Image: White House Press Office.
U.S. assets risk a big selloff as international investors are forced to unload.
Beware a big, self-fulfilling unwind of U.S. investments by foreign investors, warns a noted currency analyst.
"We are becoming increasingly concerned that the dollar is at risk of a broader confidence crisis," says George Saravelos, head of FX research at Deutsche Bank.
The call comes in the wake of the U.S. announcement of significant import tariffs, which was met by a stock market selloff and a slump in the Dollar.
This hand-in-hand fall in the Dollar and stocks is unusual and poses significant risks, explains Saravelos:
"We have been warning about the importance of the correlation breakdown between US risk assets and the dollar for a while - European losses on US assets are now exceeding those seen during the 2022-2023 crisis.
"The safe haven properties of the dollar are being eroded and this is imposing a significant cost on unhedged dollar holdings."
Typically, European investors in U.S. assets wouldn't need to hedge their currency exposure because the textbook says falling U.S. stocks are compensated for by a rising Dollar.
But what happens when stocks and the dollar fall together? The rising value of the Euro amplifies the foreign investor's loss.
There is a risk that the substantial holding of U.S. assets accelerates as losses become too significant to bear.

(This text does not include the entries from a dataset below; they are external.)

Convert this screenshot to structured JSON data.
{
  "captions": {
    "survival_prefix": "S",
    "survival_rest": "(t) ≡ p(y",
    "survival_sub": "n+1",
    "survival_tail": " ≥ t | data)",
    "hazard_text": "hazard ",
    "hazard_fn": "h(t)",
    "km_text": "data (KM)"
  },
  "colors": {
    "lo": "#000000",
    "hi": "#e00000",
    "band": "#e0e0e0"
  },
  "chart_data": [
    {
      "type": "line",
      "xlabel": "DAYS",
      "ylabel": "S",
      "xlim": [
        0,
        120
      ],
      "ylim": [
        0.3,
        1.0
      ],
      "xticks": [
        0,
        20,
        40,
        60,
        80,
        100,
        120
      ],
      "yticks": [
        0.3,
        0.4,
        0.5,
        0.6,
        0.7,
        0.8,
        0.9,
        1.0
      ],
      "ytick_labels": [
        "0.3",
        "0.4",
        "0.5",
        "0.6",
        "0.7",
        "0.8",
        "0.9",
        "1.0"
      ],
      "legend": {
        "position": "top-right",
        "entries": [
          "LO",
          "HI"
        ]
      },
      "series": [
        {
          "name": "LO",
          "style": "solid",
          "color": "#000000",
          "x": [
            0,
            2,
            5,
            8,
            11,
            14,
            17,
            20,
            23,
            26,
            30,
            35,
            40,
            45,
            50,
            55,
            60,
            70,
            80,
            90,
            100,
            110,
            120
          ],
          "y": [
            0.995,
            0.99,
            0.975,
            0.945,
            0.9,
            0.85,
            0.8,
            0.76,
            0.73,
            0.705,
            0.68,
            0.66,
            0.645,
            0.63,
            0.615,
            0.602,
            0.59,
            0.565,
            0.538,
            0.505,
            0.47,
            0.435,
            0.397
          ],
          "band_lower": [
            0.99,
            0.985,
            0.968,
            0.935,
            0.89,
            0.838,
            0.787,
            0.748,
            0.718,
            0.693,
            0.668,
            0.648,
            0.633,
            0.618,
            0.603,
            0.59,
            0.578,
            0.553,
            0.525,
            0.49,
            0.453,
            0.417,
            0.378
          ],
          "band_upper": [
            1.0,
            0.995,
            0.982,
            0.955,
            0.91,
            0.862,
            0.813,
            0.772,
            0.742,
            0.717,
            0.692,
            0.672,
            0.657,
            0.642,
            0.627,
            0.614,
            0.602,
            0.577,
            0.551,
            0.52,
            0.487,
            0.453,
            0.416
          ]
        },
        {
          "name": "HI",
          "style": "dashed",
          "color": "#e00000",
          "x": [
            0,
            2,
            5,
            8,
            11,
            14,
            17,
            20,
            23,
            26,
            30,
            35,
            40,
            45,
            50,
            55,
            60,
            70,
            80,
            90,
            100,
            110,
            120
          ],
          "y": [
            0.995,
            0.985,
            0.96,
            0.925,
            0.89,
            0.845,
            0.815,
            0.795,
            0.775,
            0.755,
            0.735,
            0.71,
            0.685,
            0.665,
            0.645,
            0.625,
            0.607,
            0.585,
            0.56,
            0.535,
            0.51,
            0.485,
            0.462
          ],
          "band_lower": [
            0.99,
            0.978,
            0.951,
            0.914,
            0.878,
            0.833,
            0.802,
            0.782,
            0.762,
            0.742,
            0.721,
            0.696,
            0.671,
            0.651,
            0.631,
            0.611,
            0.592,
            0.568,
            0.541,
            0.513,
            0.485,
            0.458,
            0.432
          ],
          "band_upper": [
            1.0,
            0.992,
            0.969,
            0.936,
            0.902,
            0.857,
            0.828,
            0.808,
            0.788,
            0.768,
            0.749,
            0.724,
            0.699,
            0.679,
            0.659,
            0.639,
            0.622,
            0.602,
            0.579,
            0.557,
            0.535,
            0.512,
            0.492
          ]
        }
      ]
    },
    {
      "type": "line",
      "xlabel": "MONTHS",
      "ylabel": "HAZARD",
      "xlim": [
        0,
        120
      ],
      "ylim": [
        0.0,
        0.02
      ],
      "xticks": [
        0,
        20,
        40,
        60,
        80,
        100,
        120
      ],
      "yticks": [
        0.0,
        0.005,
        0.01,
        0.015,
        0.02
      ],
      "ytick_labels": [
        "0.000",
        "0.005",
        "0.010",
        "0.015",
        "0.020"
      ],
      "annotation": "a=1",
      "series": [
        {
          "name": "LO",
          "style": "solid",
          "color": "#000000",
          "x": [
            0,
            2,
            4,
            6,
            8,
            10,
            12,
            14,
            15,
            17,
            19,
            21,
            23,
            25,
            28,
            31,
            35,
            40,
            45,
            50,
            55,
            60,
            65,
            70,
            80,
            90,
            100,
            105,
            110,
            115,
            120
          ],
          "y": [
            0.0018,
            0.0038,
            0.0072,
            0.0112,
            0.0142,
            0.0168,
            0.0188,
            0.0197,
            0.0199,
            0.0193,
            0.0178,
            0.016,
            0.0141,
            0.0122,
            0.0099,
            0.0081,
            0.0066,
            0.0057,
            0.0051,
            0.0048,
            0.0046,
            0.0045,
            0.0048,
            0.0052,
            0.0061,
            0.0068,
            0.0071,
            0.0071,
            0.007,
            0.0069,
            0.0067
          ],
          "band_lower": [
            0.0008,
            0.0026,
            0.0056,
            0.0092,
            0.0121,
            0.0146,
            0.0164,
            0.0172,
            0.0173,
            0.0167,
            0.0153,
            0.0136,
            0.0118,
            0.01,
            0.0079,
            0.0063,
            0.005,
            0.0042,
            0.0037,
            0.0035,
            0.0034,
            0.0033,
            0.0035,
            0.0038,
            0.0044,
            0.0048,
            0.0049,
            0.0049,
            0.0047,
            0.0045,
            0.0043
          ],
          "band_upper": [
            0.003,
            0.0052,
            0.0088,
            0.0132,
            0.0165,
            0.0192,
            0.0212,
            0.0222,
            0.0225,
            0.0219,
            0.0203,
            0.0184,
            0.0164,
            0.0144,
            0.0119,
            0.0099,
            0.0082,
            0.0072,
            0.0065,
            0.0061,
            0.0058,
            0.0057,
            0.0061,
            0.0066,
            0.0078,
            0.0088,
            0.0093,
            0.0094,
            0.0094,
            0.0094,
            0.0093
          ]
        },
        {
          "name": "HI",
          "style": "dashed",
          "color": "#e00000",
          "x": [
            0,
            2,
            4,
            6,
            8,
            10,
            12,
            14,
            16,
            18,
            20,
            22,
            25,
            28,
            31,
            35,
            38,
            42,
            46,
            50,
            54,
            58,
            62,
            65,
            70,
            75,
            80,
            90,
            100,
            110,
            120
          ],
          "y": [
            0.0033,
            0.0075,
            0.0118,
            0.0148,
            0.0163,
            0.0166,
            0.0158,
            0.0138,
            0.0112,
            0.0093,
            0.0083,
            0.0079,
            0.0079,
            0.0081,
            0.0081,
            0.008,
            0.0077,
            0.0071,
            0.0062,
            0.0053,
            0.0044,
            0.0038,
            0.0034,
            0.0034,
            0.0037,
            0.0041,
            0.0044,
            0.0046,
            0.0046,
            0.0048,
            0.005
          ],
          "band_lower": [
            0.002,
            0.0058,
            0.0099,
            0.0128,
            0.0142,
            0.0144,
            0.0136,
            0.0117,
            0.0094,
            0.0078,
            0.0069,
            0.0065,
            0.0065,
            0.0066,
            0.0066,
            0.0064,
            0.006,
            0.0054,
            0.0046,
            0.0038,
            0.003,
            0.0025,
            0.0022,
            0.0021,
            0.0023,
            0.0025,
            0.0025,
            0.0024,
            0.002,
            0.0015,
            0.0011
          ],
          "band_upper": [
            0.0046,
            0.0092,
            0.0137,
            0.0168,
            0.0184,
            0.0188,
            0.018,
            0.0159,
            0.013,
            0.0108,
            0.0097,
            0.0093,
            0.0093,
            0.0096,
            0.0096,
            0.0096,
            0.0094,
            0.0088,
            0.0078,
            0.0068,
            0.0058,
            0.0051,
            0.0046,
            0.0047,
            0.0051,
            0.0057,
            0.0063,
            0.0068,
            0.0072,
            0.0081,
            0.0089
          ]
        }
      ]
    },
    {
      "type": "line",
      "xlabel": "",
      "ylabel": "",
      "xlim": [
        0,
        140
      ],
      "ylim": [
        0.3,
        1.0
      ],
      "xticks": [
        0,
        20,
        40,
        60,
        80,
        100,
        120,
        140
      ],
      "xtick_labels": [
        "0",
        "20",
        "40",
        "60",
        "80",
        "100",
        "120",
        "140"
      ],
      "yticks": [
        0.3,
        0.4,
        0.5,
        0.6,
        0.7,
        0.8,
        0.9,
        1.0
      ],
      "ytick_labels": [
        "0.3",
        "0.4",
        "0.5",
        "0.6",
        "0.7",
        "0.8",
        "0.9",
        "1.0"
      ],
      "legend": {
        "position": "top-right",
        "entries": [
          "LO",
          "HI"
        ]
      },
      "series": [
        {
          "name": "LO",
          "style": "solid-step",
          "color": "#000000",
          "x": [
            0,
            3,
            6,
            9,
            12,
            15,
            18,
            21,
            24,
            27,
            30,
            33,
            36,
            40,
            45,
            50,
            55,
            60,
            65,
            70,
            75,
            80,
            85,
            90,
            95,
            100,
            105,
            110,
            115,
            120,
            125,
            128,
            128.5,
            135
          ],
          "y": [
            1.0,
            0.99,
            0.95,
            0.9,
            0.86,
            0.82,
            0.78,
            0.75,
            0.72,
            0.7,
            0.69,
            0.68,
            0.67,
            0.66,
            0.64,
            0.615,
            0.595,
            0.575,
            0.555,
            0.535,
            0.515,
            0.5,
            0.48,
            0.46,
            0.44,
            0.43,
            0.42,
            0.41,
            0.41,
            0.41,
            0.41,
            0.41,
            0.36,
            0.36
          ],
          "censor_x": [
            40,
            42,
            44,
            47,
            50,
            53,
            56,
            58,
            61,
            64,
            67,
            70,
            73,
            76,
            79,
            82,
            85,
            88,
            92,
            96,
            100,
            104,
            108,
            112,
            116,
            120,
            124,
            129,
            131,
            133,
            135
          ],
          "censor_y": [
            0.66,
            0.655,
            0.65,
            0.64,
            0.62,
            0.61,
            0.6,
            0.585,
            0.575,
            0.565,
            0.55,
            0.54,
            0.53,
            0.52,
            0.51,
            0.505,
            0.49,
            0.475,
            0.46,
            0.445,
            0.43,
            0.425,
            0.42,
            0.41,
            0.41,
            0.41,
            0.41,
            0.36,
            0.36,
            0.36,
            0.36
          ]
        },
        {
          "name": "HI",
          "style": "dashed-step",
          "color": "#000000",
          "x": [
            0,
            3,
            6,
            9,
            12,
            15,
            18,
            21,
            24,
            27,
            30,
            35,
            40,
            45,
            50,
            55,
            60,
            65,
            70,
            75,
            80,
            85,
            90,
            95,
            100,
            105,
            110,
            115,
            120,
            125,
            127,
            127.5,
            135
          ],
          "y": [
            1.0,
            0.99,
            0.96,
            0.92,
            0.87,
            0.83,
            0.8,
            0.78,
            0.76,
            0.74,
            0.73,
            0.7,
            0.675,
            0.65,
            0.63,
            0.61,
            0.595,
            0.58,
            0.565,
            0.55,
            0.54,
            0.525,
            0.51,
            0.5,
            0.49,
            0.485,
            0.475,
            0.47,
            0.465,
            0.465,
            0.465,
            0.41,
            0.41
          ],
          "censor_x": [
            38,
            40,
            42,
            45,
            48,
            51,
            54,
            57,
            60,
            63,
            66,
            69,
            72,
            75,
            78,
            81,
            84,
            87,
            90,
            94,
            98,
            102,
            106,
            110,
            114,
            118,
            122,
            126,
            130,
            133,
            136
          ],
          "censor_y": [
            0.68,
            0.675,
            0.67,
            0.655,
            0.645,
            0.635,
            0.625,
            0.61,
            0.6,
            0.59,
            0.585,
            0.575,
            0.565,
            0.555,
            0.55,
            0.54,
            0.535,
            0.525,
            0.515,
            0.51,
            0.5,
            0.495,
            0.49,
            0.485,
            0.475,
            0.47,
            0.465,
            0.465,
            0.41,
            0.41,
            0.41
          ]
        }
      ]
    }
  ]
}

"All of this risks a self-fulfilling unwind of extreme US asset overweights from countries that have exported capital to the US over the last decade," says Saravelos.
Above: The Dollar (top) and the U.S. S&P 500 are falling in tandem, which spells trouble for foreign investors who are unhedged on their currency exposure, i.e. they didn't take out the hedging trades that would deliver a positive return in the event the USD falls.
"The US has a large current account deficit, and the currency is reliant on capital inflows for stability. A drop in the dollar, a drop in US equities and a rise in term premium in US treasuries would be the strongest market signal that a process of US disinvestment is accelerating," he adds.
His warning is that capital flow allocations unsurp currency fundamentals and that FX moves become disorderly.
"We would caution that if the dollar decline accelerates, it would be a highly unwelcome development for global central banks," he adds.